Factual and Proximate Cause
Taking factual and proximate cause into account, David Owen—Carolina’s Distinguished Professor of Law at the University of South Carolina and author of the article “The Five Elements of Negligence” published in the Hofstra Law Review—considers the four system standard “misleading,” saying: “Negligence thus is most usefully stated as comprised of five, not four, elements: (1) duty, (2) breach, (3) cause in fact, (4) proximate cause, and (5) harm…”
The third of Owen’s elements of negligence, and the first branch relating to cause, is factual causation, which addresses the specific question of whether a defendant’s wrong behavior can be factually linked to the plaintiff’s harm. Factual causation is the actual connection between negligence and the damage the victim sustained.
Owens uses the example of a pedestrian hit by a speeding driver when they stepped off a curb. In a negligence lawsuit, the victim must not only prove that the defendant’s car hit them, and that the driver was being negligent, but also that it was the excess speed that actually caused the harm. If the evidence suggests the driver would have hit the pedestrian even if they were going the speed limit, then the accident was caused by the driver’s misconduct, not by negligence.
The second branch, proximate cause, though linked to factual causation, is a separate element altogether. Proximate cause explores whether the relationship between the defendant’s wrong and the plaintiff’s harm was sufficiently close, or proximate, rather than remote.
The foundation of proximate cause rests on the idea of “forseeability”—namely that the responsibility for harm should be based on how an actor’s choices led to that harm. This prevents people from being held liable for damages that fall outside of their foreseeable scope of risk.

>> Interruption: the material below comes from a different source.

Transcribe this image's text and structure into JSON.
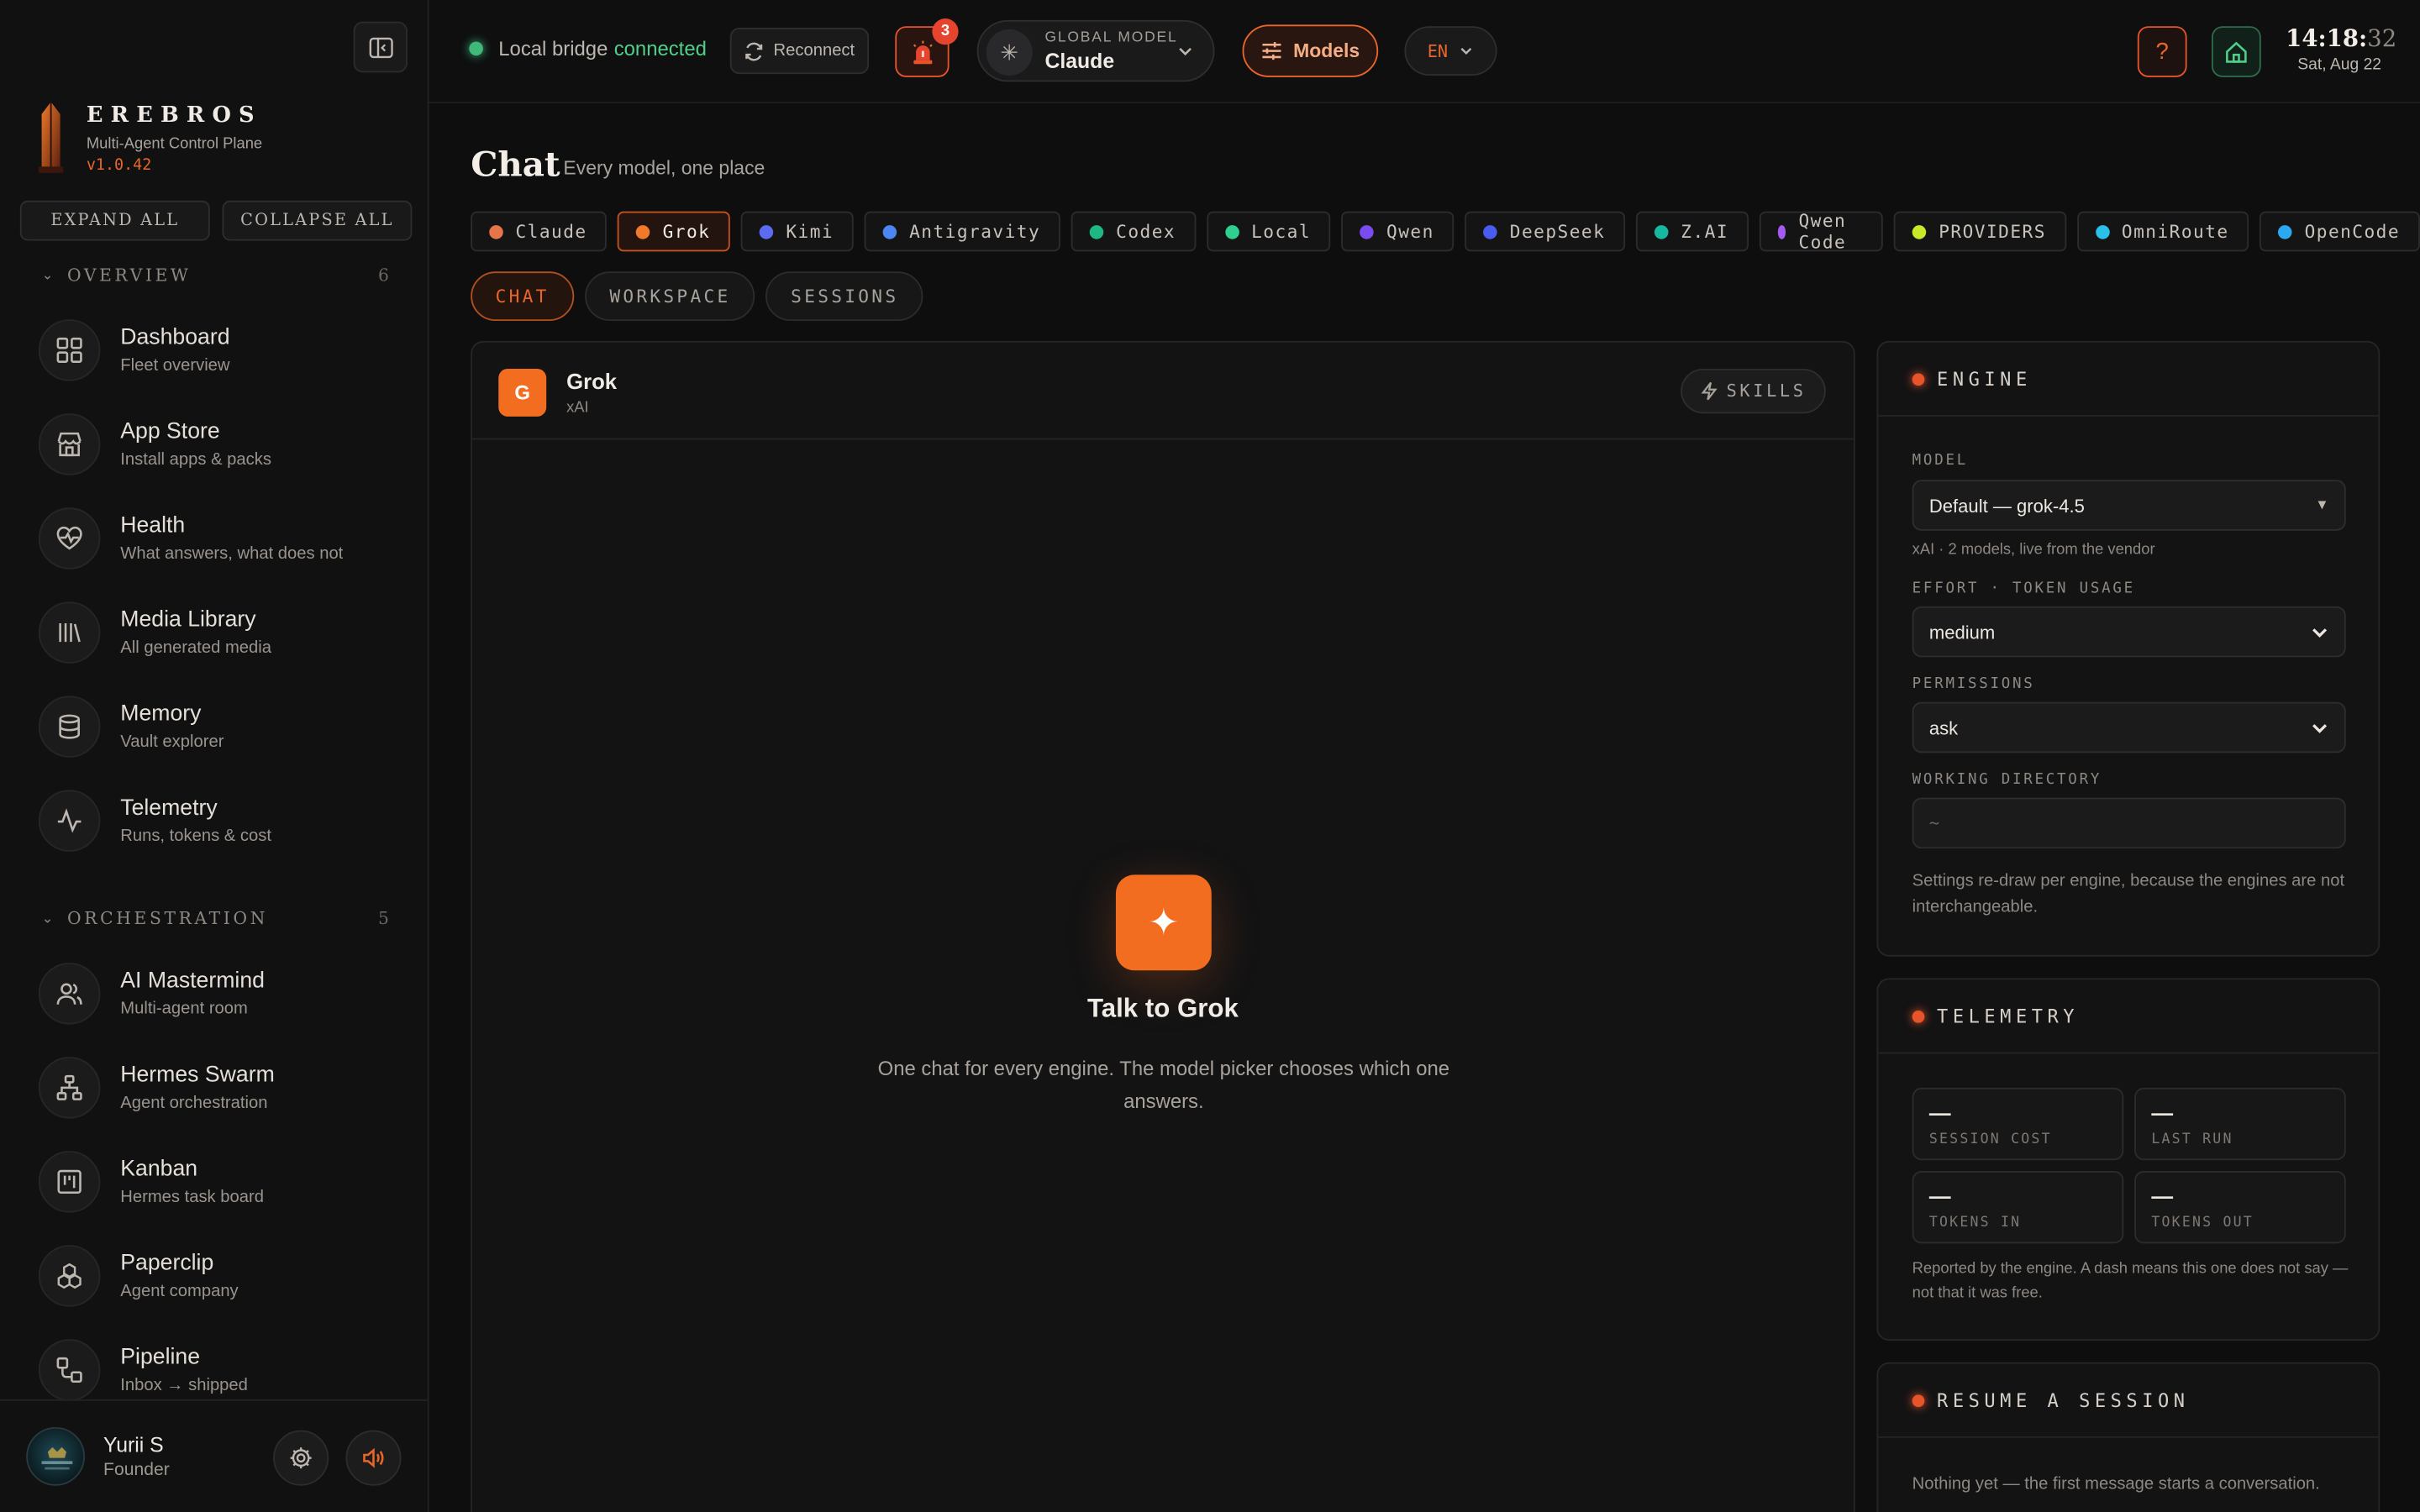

Having a greater understanding of causation in a negligence claim is important because as Owens says: “Thousands of people every day are injured or killed in car collisions, slip-and-fall accidents, and myriad other kinds of accidents. While many such incidents are attributable to the negligence of one or more persons, many others result from simple bad luck or the careless behavior of victims themselves.”
Knowing the difference is fundamental in preparing a negligence lawsuit.